Archive for November 2007
Waipara — in search of dinosaurs
Bringing The Flood of Genesis 6-9 closer to home
© Angel’s original . Written 23 November 2001, New Zealand
The water levels rise high as the winter rains fall. The trees and vegetation along the river are submerged in water. The river is deep and the currents fierce and strong, washing away sediments from the cliffs.
Today, however, the sun peeks through this unusually fine late-spring morning. Seven hopeful fossil-seekers make their way up to the Waipara River north of Christchurch New Zealand. The team is led by journalist Sandy Fairservice and his wife Judy. The couple who do not consider themselves “scientists but informed journalists” have been on the trail of fossils for about ten years.
The river is low and the vegetation is green and new. We unloaded our gear and set out to track up the river. I dipped my foot into the clear icy water. For a brief moment I have second thoughts about continuing our venture. With some encouragement, I pushed on, braving the chilly shin-high water till my cold feet became accustomed to the cold. The water levels varied as different turns. We waded through rushing waters at some places. The rocks were slippery and uneven. Right foot first to anchor ourselves, and then followed by the left, one step at a time. I had to learn how to walk in the water. At some places we were able to walk on dry rivers beds. Our shoes dried quickly in the warm sun.
Majestic mountains and fresh green foliage surrounded us. The quietness was only broken by the sound of rushing water, the rustling of leaves and the chirping of birds. Sandy pressed us forward – beautiful as the scenery was, we had not got to what we were there for – to find fossils.
As we turned around the bend, we were suddenly faced with high sediment cliffs to our right and left. The sediment stretched some distance before us. Some of the team excitedly hurried on ahead. Beate, Anne and later Sandy found three pieces of fossils that day. Judy said that it was an unusually good day – there were days when they found none. The winter rains had washed the sediments off the cliff. Throughout the river, large round concretions or boulders lied in the water. The fossils embedded in the concretions had been washed off the cliffs and fallen into the river and on the riverbeds.
Sandy and Judy explained that a sudden catastrophic flood had caused the land formation of the earth. High pressures and gushing waters from inside and around the earth pushed the land causing the mountains to rise and deep gorges to be formed. The sudden flood killed all life forms. All living things buried caused a chemical reaction to the land surrounding it resulting in the formation of solid concretions.
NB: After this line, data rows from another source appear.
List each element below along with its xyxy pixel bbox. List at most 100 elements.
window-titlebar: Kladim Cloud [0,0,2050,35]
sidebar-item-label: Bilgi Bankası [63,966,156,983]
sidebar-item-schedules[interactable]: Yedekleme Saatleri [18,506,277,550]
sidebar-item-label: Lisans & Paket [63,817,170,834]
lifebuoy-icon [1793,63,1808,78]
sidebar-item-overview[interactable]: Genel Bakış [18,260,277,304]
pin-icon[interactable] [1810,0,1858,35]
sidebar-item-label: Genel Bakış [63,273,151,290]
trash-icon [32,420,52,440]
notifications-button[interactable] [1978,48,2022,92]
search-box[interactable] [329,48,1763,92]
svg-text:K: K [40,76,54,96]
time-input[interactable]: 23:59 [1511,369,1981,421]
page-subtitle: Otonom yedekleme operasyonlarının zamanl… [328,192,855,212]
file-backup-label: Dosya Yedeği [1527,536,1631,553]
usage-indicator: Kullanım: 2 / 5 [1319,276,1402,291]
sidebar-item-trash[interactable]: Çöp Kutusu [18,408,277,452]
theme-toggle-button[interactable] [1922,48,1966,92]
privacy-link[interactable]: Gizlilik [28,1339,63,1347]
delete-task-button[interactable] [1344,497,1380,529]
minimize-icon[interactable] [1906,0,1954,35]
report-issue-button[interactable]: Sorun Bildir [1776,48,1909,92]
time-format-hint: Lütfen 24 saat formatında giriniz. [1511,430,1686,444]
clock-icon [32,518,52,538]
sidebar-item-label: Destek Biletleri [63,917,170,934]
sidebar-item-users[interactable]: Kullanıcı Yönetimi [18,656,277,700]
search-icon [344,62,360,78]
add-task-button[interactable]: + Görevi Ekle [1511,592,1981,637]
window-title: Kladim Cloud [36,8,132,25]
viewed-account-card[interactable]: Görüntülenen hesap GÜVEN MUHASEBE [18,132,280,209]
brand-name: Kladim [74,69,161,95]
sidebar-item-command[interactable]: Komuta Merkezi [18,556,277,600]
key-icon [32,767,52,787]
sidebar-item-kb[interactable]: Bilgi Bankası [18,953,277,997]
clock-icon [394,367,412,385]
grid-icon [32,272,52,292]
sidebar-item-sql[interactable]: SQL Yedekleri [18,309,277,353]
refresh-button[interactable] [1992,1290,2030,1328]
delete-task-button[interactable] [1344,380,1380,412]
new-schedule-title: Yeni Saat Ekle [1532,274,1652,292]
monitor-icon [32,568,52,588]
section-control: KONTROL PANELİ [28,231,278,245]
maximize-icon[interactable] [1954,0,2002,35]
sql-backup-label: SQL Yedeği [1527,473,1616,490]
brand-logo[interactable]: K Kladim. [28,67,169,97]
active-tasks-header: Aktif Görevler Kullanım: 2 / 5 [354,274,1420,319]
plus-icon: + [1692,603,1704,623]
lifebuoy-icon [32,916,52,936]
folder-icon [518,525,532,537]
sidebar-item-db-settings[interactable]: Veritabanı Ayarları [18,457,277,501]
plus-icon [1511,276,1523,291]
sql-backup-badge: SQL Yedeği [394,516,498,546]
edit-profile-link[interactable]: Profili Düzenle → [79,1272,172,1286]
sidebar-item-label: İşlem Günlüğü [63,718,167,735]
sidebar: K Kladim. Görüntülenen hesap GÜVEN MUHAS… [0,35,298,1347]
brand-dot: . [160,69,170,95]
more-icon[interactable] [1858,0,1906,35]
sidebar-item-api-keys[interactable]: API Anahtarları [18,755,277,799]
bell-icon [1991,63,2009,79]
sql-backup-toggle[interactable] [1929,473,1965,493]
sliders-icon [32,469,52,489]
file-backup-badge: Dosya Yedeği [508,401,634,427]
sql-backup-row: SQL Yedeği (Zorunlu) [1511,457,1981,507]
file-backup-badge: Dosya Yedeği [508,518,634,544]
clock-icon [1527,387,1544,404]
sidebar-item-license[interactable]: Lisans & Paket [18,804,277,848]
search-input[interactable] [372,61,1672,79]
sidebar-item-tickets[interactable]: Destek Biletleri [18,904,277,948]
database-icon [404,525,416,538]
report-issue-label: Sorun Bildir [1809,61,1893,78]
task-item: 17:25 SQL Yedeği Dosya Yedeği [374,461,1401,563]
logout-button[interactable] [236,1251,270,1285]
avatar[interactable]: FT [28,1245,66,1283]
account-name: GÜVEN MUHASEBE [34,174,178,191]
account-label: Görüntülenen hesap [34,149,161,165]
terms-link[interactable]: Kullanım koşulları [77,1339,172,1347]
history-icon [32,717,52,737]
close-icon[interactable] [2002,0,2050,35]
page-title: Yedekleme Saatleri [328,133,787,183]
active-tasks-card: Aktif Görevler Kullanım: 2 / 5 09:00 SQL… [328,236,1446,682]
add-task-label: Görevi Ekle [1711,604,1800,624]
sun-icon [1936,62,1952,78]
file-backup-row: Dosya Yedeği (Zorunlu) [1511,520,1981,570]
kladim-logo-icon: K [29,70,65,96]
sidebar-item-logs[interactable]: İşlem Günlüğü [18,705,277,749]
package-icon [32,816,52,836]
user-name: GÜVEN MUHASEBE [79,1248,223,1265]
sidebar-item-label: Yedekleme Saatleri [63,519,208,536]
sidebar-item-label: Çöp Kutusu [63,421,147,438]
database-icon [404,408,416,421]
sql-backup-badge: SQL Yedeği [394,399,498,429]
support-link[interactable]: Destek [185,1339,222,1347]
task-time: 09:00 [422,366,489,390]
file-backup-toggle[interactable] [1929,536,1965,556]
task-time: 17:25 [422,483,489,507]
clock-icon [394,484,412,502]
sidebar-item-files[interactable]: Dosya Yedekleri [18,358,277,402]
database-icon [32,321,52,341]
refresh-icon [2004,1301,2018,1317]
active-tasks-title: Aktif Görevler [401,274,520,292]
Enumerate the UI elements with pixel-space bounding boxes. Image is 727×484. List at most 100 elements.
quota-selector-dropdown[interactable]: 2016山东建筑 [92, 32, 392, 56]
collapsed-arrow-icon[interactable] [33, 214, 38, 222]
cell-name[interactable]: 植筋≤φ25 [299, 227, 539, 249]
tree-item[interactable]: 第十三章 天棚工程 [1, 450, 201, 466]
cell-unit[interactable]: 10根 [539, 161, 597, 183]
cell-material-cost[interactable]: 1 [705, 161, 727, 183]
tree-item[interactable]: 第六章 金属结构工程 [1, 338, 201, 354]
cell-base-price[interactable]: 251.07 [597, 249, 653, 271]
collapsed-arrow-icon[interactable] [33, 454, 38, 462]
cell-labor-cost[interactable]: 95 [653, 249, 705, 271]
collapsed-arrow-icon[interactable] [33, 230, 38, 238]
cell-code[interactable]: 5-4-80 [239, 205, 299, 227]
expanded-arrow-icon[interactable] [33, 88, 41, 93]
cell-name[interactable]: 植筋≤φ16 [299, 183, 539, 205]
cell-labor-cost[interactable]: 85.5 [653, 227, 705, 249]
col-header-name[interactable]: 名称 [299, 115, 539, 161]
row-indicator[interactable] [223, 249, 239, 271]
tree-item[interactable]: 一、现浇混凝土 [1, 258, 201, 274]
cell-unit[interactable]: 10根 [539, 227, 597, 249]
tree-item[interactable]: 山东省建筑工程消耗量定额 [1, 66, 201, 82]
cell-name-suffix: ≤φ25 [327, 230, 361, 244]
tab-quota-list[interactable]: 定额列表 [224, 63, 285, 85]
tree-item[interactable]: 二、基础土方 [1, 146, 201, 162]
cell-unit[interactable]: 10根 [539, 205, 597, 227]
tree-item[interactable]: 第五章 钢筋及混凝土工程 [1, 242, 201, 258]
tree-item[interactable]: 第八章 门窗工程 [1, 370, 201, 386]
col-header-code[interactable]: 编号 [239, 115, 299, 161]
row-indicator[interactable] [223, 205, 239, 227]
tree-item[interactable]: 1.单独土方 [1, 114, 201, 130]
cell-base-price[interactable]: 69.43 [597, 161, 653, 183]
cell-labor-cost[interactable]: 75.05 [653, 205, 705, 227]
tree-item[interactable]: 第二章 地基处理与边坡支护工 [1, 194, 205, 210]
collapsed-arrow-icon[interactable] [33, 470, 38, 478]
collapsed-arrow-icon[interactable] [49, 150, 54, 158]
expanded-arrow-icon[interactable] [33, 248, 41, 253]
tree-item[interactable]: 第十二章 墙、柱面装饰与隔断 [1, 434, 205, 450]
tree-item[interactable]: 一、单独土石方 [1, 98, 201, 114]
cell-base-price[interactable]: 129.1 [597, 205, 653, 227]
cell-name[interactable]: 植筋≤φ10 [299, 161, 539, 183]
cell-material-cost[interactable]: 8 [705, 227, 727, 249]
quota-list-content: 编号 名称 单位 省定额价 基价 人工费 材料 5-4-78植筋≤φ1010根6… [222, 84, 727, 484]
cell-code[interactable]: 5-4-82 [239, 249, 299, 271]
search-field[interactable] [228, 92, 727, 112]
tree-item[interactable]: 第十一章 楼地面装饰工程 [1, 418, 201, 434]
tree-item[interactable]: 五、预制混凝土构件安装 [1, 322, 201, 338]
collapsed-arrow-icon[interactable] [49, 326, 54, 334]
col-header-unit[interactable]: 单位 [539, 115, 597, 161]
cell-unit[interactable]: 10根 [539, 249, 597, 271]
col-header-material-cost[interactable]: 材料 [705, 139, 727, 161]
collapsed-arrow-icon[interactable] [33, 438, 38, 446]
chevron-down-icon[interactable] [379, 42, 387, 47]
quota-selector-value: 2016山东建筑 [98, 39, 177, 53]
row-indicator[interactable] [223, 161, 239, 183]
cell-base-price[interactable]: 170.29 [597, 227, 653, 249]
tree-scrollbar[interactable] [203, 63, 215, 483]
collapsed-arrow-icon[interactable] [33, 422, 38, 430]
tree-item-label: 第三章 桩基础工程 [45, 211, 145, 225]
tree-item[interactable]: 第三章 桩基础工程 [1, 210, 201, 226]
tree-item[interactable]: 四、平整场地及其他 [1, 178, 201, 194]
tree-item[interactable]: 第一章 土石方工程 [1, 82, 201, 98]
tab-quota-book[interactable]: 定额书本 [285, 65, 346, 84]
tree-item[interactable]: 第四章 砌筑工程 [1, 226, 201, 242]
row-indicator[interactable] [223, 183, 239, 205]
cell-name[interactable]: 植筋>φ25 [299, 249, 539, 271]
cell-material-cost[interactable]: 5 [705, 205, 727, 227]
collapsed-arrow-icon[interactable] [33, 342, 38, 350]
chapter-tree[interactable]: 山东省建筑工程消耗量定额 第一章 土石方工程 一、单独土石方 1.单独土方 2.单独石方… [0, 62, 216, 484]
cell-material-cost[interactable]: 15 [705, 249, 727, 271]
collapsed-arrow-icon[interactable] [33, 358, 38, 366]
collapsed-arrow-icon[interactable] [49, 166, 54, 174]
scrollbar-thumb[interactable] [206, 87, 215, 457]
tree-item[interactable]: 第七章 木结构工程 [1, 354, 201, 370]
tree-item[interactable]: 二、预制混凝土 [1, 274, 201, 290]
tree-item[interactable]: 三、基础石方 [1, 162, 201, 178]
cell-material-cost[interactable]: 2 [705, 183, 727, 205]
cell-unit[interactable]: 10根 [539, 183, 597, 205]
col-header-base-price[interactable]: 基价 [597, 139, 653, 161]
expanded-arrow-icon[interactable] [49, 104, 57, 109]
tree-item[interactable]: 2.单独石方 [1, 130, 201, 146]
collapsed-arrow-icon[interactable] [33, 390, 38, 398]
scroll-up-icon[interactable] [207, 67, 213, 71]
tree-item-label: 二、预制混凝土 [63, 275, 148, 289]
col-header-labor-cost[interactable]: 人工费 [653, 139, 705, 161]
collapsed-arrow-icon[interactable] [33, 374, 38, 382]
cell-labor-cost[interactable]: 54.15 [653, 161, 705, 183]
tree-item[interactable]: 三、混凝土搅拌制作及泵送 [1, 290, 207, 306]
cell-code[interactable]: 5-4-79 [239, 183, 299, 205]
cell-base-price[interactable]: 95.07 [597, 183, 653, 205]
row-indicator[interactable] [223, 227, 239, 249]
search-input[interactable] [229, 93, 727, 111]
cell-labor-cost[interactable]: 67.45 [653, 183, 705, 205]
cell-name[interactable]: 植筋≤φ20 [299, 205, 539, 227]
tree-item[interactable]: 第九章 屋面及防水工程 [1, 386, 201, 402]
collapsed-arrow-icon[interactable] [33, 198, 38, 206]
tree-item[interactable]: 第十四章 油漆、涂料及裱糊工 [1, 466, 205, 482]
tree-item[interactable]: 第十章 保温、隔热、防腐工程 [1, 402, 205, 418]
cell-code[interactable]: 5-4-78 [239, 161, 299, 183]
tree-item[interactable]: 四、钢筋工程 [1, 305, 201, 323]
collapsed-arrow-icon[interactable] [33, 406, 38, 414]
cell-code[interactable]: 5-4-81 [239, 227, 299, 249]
We were able to break the smallest of the three concretions that we had found and were able to see the fossils embedded. Along the river, we were also able to see other fossils embedded in the large boulder. Waipara River is particularly known for the Plesioaur and Masasaur fossils, marine reptiles that are supposedly extinct. In the mid-1800s, truckloads of fossils were shipped to Museum of Natural History in London. The Canterbury Museum of New Zealand also had a display of a large fossil of a rib cage.
Though fossils may mean little to the untrained man of the street, in them lie many great secrets of the origin of the earth and creation. Many philosophies and consequently beliefs originate from what is understood or not understood of the origins of mankind.